Souleymane Traore

Personal information
- Full name: Souleymane Traore
- Date of birth: July 10, 1987
- Place of birth: Guinea
- Date of death: October 21, 2009 (aged 22)
- Place of death: Jakarta, Indonesia
- Height: 1.80 m (5 ft 11 in)
- Position: Midfielder

Senior career*
- Years: Team / Apps / (Gls)
- 2007: PSS Sleman / ?? / (??)
- 2008–2009: Arema Malang / 20 / (5)
- Total:  / ?? / (??)

= Souleymane Traore =

Guinean footballer

Souleymane Traore (July 10, 1987 – October 21, 2009) was a Guinean footballer.

==Career==
===Mali===
He played several years in the football competition in Mali (Malien Premiere Division) before he moved to Indonesia to play football with PSS Sleman.

===Indonesia===
He began his career in Indonesia in 2007 with the club PSS Sleman.

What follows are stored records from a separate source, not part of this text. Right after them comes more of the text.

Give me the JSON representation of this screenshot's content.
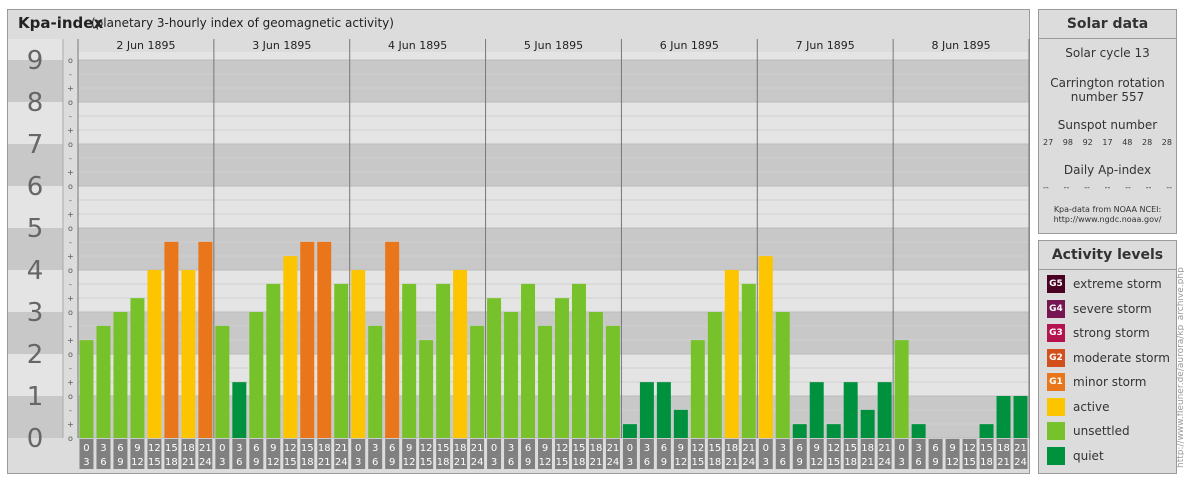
{
  "title": "Kpa-index",
  "subtitle": "(planetary 3-hourly index of geomagnetic activity)",
  "chart_data": {
    "type": "bar",
    "y_ticks": [
      "0",
      "1",
      "2",
      "3",
      "4",
      "5",
      "6",
      "7",
      "8",
      "9"
    ],
    "y_thirds": [
      "-",
      "o",
      "+"
    ],
    "ylim": [
      0,
      9.33
    ],
    "days": [
      "2 Jun 1895",
      "3 Jun 1895",
      "4 Jun 1895",
      "5 Jun 1895",
      "6 Jun 1895",
      "7 Jun 1895",
      "8 Jun 1895"
    ],
    "interval_start": [
      "0",
      "3",
      "6",
      "9",
      "12",
      "15",
      "18",
      "21"
    ],
    "interval_end": [
      "3",
      "6",
      "9",
      "12",
      "15",
      "18",
      "21",
      "24"
    ],
    "values": [
      [
        2.33,
        2.67,
        3.0,
        3.33,
        4.0,
        4.67,
        4.0,
        4.67
      ],
      [
        2.67,
        1.33,
        3.0,
        3.67,
        4.33,
        4.67,
        4.67,
        3.67
      ],
      [
        4.0,
        2.67,
        4.67,
        3.67,
        2.33,
        3.67,
        4.0,
        2.67
      ],
      [
        3.33,
        3.0,
        3.67,
        2.67,
        3.33,
        3.67,
        3.0,
        2.67
      ],
      [
        0.33,
        1.33,
        1.33,
        0.67,
        2.33,
        3.0,
        4.0,
        3.67
      ],
      [
        4.33,
        3.0,
        0.33,
        1.33,
        0.33,
        1.33,
        0.67,
        1.33
      ],
      [
        2.33,
        0.33,
        0.0,
        0.0,
        0.0,
        0.33,
        1.0,
        1.0
      ]
    ]
  },
  "colors": {
    "quiet": "#00913f",
    "unsettled": "#77c22a",
    "active": "#fcc500",
    "G1": "#e9761a",
    "G2": "#d34f1c",
    "G3": "#b5134f",
    "G4": "#771553",
    "G5": "#4a0024"
  },
  "solar": {
    "title": "Solar data",
    "cycle": "Solar cycle 13",
    "carrington_line1": "Carrington rotation",
    "carrington_line2": "number 557",
    "sunspot_title": "Sunspot number",
    "sunspot_values": [
      "27",
      "98",
      "92",
      "17",
      "48",
      "28",
      "28"
    ],
    "ap_title": "Daily Ap-index",
    "ap_values": [
      "--",
      "--",
      "--",
      "--",
      "--",
      "--",
      "--"
    ],
    "source_line1": "Kpa-data from NOAA NCEI:",
    "source_line2": "http://www.ngdc.noaa.gov/"
  },
  "activity": {
    "title": "Activity levels",
    "items": [
      {
        "code": "G5",
        "label": "extreme storm",
        "color": "#4a0024"
      },
      {
        "code": "G4",
        "label": "severe storm",
        "color": "#771553"
      },
      {
        "code": "G3",
        "label": "strong storm",
        "color": "#b5134f"
      },
      {
        "code": "G2",
        "label": "moderate storm",
        "color": "#d34f1c"
      },
      {
        "code": "G1",
        "label": "minor storm",
        "color": "#e9761a"
      },
      {
        "code": "",
        "label": "active",
        "color": "#fcc500"
      },
      {
        "code": "",
        "label": "unsettled",
        "color": "#77c22a"
      },
      {
        "code": "",
        "label": "quiet",
        "color": "#00913f"
      }
    ]
  },
  "credit": "http://www.fleuner.de/aurora/kp_archive.php"
}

In the 2008–2009 season he joined the team of Arema Malang by contributing 5 goals from 20 games.

He ended his contract with Arema on the basis of his health before he died.

==Personal life==
Traore was born in Guinea.

After two months of illness, he died on October 21, 2009, at the house in Bintaro, South Jakarta of his friend Alseny Diawara (ex-Persema Malang).